Paulina Lenda jako 16-latka pojawiła się na castingu do pierwszej edycji "Mam talent" i z miejsca zachwyciła publikę i jurorów. Nikt się nie spodziewał, że ta wysoka, szczupła dziewczyna kryje w sobie tak potężny, "czarny" głos. Choć niektórzy fani muzycznych show mogli kojarzyć ją wcześniej z "Szansy na sukces". W show TVN była jedną z faworytek, jednak ostatecznie zajęła piąte miejsce.
- Mogę ci obiecać, że zabiję, zakopię, odkopię i jeszcze raz zabiję tego, kto ci spieprzy w tym kraju karierę. Jesteś znakomita - mówił jej przed kamerami Kuba Wojewódzki.
Kilka lat później o Paulinie Lendzie praktycznie słuch zaginął. Co prawda próbowała przypomnieć o sobie w innych muzycznych programach, w "Must be the music", gdzie wystąpiła z zespołem Kruki, jednak nie przypadła do gustu Korze, która określiła jej głos "manierycznym i nie do zniesienia".
Dalsza część artykułu pod materiałem wideo
W 2020 r.

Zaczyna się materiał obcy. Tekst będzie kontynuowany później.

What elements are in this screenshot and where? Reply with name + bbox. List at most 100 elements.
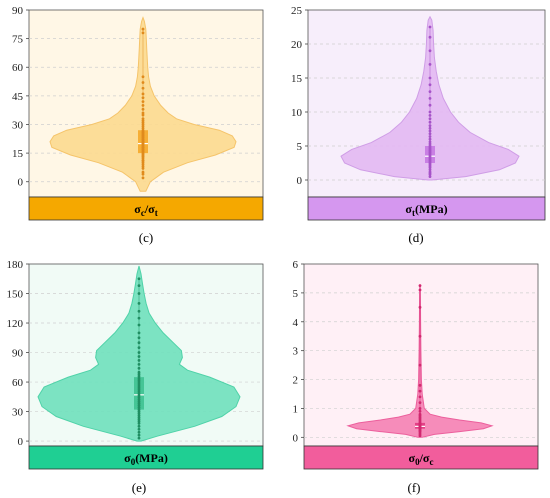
data-point-e-38 — [137, 341, 141, 345]
data-point-e-44 — [137, 301, 141, 305]
data-point-c-51 — [141, 104, 145, 107]
data-point-d-38 — [428, 76, 432, 80]
data-point-d-40 — [428, 49, 432, 53]
data-point-e-26 — [137, 380, 141, 384]
y-tick-label-c-1: 15 — [12, 148, 24, 160]
y-tick-label-d-1: 5 — [297, 141, 303, 153]
label-bar-e — [28, 445, 264, 470]
y-tick-label-d-4: 20 — [291, 39, 303, 51]
data-point-e-32 — [137, 366, 141, 370]
y-tick-label-c-0: 0 — [18, 177, 24, 189]
data-point-e-8 — [137, 416, 141, 419]
data-point-d-32 — [428, 114, 432, 117]
data-point-f-27 — [418, 395, 422, 399]
y-tick-label-e-1: 30 — [12, 407, 24, 419]
data-point-d-34 — [428, 103, 432, 107]
data-point-d-21 — [428, 144, 432, 148]
data-point-e-20 — [137, 392, 141, 396]
y-tick-label-f-3: 3 — [293, 346, 299, 358]
data-point-d-0 — [428, 175, 432, 179]
data-point-e-15 — [137, 402, 141, 406]
data-point-e-1 — [137, 433, 141, 437]
data-point-d-22 — [428, 142, 432, 146]
data-point-e-19 — [137, 394, 141, 398]
data-point-e-40 — [137, 331, 141, 335]
data-point-e-22 — [137, 388, 141, 392]
data-point-e-47 — [137, 277, 141, 281]
data-point-d-42 — [428, 25, 432, 29]
data-point-e-5 — [137, 421, 141, 425]
data-point-e-11 — [137, 410, 141, 413]
panel-d: 0 5 10 15 20 25 σt(MPa) (d) — [275, 0, 550, 249]
data-point-e-9 — [137, 414, 141, 417]
label-bar-d — [307, 196, 546, 221]
y-tick-label-c-4: 60 — [12, 62, 24, 74]
data-point-d-35 — [428, 97, 432, 100]
data-point-e-37 — [137, 346, 141, 350]
data-point-f-32 — [418, 305, 422, 309]
y-tick-label-e-3: 90 — [12, 348, 24, 360]
y-tick-label-e-4: 120 — [7, 318, 24, 330]
data-point-d-33 — [428, 110, 432, 114]
caption-d: (d) — [408, 230, 424, 245]
y-tick-label-f-5: 5 — [293, 288, 299, 300]
data-point-e-46 — [137, 284, 141, 288]
panel-c: 0 15 30 45 60 75 90 σc/σt (c) — [0, 0, 275, 249]
data-point-c-57 — [141, 75, 145, 79]
y-tick-label-f-2: 2 — [293, 375, 299, 387]
data-point-f-25 — [418, 407, 422, 410]
y-tick-label-f-4: 4 — [293, 317, 299, 329]
y-tick-label-c-6: 90 — [12, 5, 24, 17]
y-tick-label-f-1: 1 — [293, 403, 299, 415]
data-point-d-41 — [428, 35, 432, 39]
data-point-d-28 — [428, 126, 432, 130]
data-point-e-3 — [137, 427, 141, 431]
data-point-f-33 — [418, 288, 422, 292]
data-point-d-25 — [428, 135, 432, 138]
data-point-d-36 — [428, 90, 432, 93]
data-point-d-4 — [428, 168, 432, 172]
data-point-e-4 — [137, 424, 141, 428]
violin-chart-f: 0 1 2 3 4 5 6 σ0/σc — [293, 259, 539, 470]
data-point-e-13 — [137, 406, 141, 410]
violin-chart-d: 0 5 10 15 20 25 σt(MPa) — [291, 5, 546, 221]
data-point-d-23 — [428, 140, 432, 144]
data-point-e-24 — [137, 384, 141, 388]
data-point-d-3 — [428, 170, 432, 174]
data-point-e-17 — [137, 398, 141, 402]
caption-c: (c) — [138, 230, 154, 245]
data-point-f-31 — [418, 334, 422, 338]
data-point-e-41 — [137, 323, 141, 327]
y-tick-label-d-0: 0 — [297, 175, 303, 187]
y-tick-label-c-2: 30 — [12, 119, 24, 131]
y-tick-label-e-2: 60 — [12, 377, 24, 389]
x-label-d: σt(MPa) — [405, 202, 447, 218]
data-point-c-58 — [141, 31, 145, 35]
data-point-d-37 — [428, 83, 432, 87]
data-point-e-10 — [137, 412, 141, 415]
data-point-f-29 — [418, 383, 422, 387]
data-point-f-34 — [418, 284, 422, 288]
data-point-e-34 — [137, 359, 141, 362]
data-point-e-27 — [137, 378, 141, 382]
data-point-c-0 — [141, 176, 145, 180]
data-point-e-12 — [137, 408, 141, 411]
data-point-e-2 — [137, 430, 141, 434]
y-tick-label-e-5: 150 — [7, 289, 24, 301]
y-tick-label-f-0: 0 — [293, 432, 299, 444]
data-point-c-49 — [141, 111, 145, 115]
data-point-d-26 — [428, 132, 432, 136]
data-point-c-54 — [141, 92, 145, 96]
data-point-f-28 — [418, 389, 422, 393]
data-point-e-29 — [137, 374, 141, 378]
data-point-e-18 — [137, 396, 141, 400]
data-point-e-0 — [137, 436, 141, 440]
data-point-e-16 — [137, 400, 141, 404]
data-point-e-45 — [137, 292, 141, 295]
y-tick-label-c-3: 45 — [12, 91, 24, 103]
data-point-e-30 — [137, 372, 141, 376]
violin-chart-c: 0 15 30 45 60 75 90 σc/σt — [12, 5, 264, 221]
data-point-c-47 — [141, 117, 145, 121]
data-point-e-25 — [137, 382, 141, 386]
y-tick-label-c-5: 75 — [12, 34, 24, 46]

Lenda znów pojawiła się w telewizji, tym razem w programie "The Four. Bitwa o sławę", ale również nie zaszła daleko. Mimo to 29-latka nie zraża się i dalej działa w muzyce. Niedawno wraz z mężem wyprodukowała utwór, który pojawił się w polskim filmie "Słoń".
Na zdjęciach w mediach społecznościowych widać ją w nowym wydaniu - przybyło jej tatuaży, nosi też kolczyk w nosie. Często na fotografiach pojawia się jej partner, również muzyk Piotr Mozub. W lipcu świętowali czwartą rocznicę ślubu.